I'm new to these forums and I'm a 21 year old male who has been in and out on the thought of a gender change. I'm having trouble figuring out if what I really want is to live the rest of my life as a female, or not. I admit that I am uncomfortable living as a male. Right now there's at least 200 confused thoughts swirling around in my head pertaining to what it is I want and why. I know what it is I want, but I don't know why. Sometimes I feel I could be making the wrong thoughts based on my feelings. But then again, my feelings just remind me that I believe I don't fit the part of a male.
So, here I am to ask for some help, advice, and perhaps some inspiration.
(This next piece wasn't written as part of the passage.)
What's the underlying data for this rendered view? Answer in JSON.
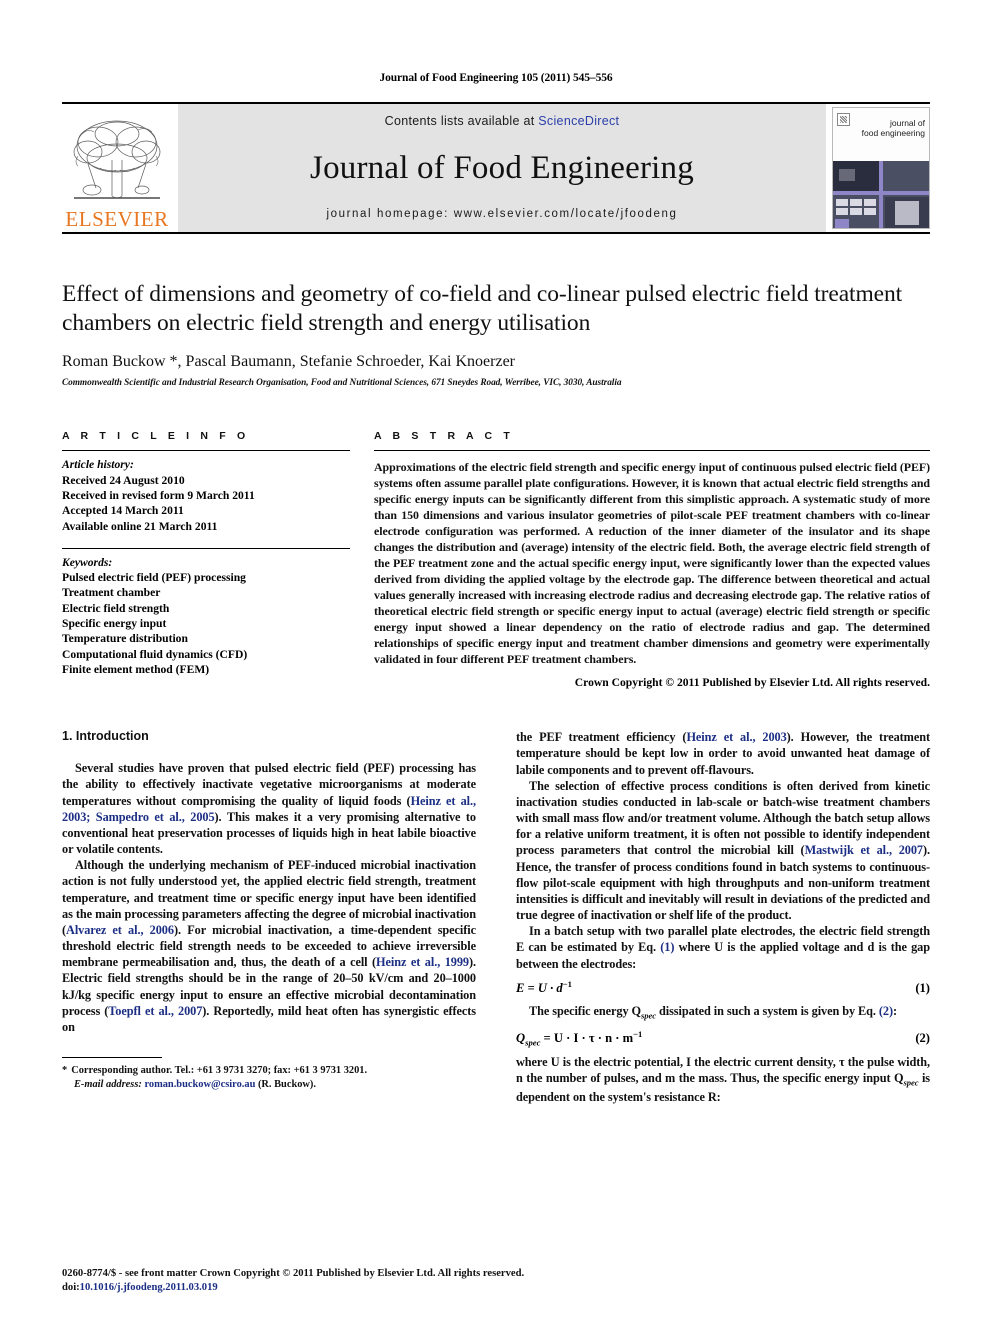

What is trans-sexualism? Is it really as plain-viewed as a transitional change between genders based upon what an individual wants done? Or is there some deeper meaning to how it all works? Emotions/feelings? Some reason sexually related? Maybe it's about work opportunities?
I never really synced with my male friends, unless it was video games or something that everyone could generally associate interests with without the dominant-labeling of it being a male/female thing. And with my female friends, I find myself talking to them more often about anything than with my male friends. I've taken numerous personality tests and career tests. Every outcome/result ends up being me having either a more feminine-like brain than masculine, or having too large of a artistic side to life than being technical, analytical, etc.
My parent's, two brothers, friends, and anyone else I know, do not know of this yet. The fact that I feel this awkward and uncomfortable.
So, what does one in my position do about these unwavering feelings? Could simply just being uncomfortable be enough for a passable reason?